Desprendan sus conclusiones. Es tarde. Para mí. Para todo. El fin del mundo está a la vuelta de la esquina. En un suicidio. O tal vez en el fondo de una botella. Curioso. El fin suele ser curioso. Para mí. Para todo. No dejen sus sueños atrás. O adelante. Qué se yo.

miércoles, 2 de agosto de 2017

Día 1163: Desproporciones

Mi libre albedrío tiene las horas contadas. Voy a casarme con un orangután para tener pequeños gorilas que me saquen toda la guita de la yugular. Quiero deberle la vida a mi trabajo, a los vecinos y a la prostituta de mi ex que me exprime los huevos con una multiprocesadora. Con el parche roto y la guitarra destemplada puedo ser el hombre orquesta si me lo propongo.
Van a hipotecar las cenizas de mi casa mientras me ponen la corona de clavos oxidados sobre la cabeza. Sonará por siempre el coro de demonios desafinados en mis oídos mientras un gato araña el pizarrón. Después va a llover mierda del cielo por veinte siglos a partir de ayer.
En ese futuro seré abrazado por un puerco espín, flagelado por un vendedor de seguros y escupido por una abuela. Mi madre va a morir de un infarto y mi hija va a quedar embarazada de un cantante de una banda de punk con cinco seguidores en Instagram. Voy a perder todas las reservas del banco, un pésimo amante, un padre ausente. Seré todo lo necesario para cagarla.

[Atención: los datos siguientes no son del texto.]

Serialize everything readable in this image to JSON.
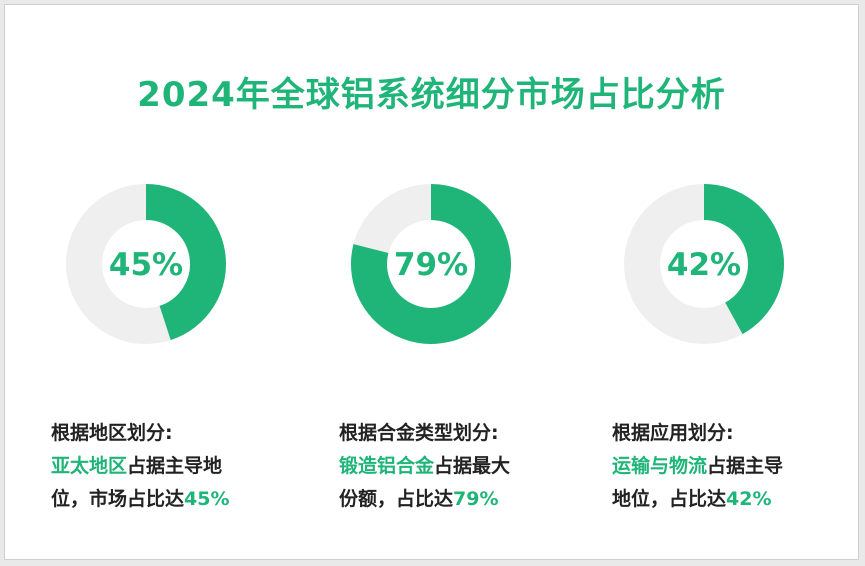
{
  "title": "2024年全球铝系统细分市场占比分析",
  "colors": {
    "accent": "#1fb578",
    "track": "#efefef",
    "text": "#222222"
  },
  "chart_data": [
    {
      "type": "pie",
      "donut": true,
      "values": [
        45,
        55
      ],
      "center_label": "45%",
      "caption": {
        "heading": "根据地区划分:",
        "highlight": "亚太地区",
        "middle": "占据主导地",
        "line3": "位，市场占比达",
        "value": "45%"
      }
    },
    {
      "type": "pie",
      "donut": true,
      "values": [
        79,
        21
      ],
      "center_label": "79%",
      "caption": {
        "heading": "根据合金类型划分:",
        "highlight": "锻造铝合金",
        "middle": "占据最大",
        "line3": "份额，占比达",
        "value": "79%"
      }
    },
    {
      "type": "pie",
      "donut": true,
      "values": [
        42,
        58
      ],
      "center_label": "42%",
      "caption": {
        "heading": "根据应用划分:",
        "highlight": "运输与物流",
        "middle": "占据主导",
        "line3": "地位，占比达",
        "value": "42%"
      }
    }
  ]
}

Allá va mi libre albedrío.

martes, 1 de agosto de 2017

Día 1162: Proporciones

Estoy camino al estereotipo. No van a decir que fue un logro. No quieren empañar la mentira con la verdad. Volveré al camino con el estómago resentido de tanto comer cable. Morir no es vida. Ya lo dije. El temor es un camino de ida, pero bien pavimentado. Nada se traduce con palabras.
Abriré la puerta indicada antes que la obsesión me gane. Cada portal es luz y noche. Negro y agua. Sucio, insuficiente. Nuestro catálogo de sensaciones no nos preparó para el final.
Allá el charco de sangre. La masacre. La carne sin espíritu busca un orificio, una caja, una palabra de recuerdo. Atroz se retuerce la lombriz antes de ser carnada. Será el anzuelo, el pescado, el veneno, la sobrevida. Y guerra en el interior de los mundos. Un abridor para las necesidades de los demandados. Tengan esperanza, aunque no sea suficiente.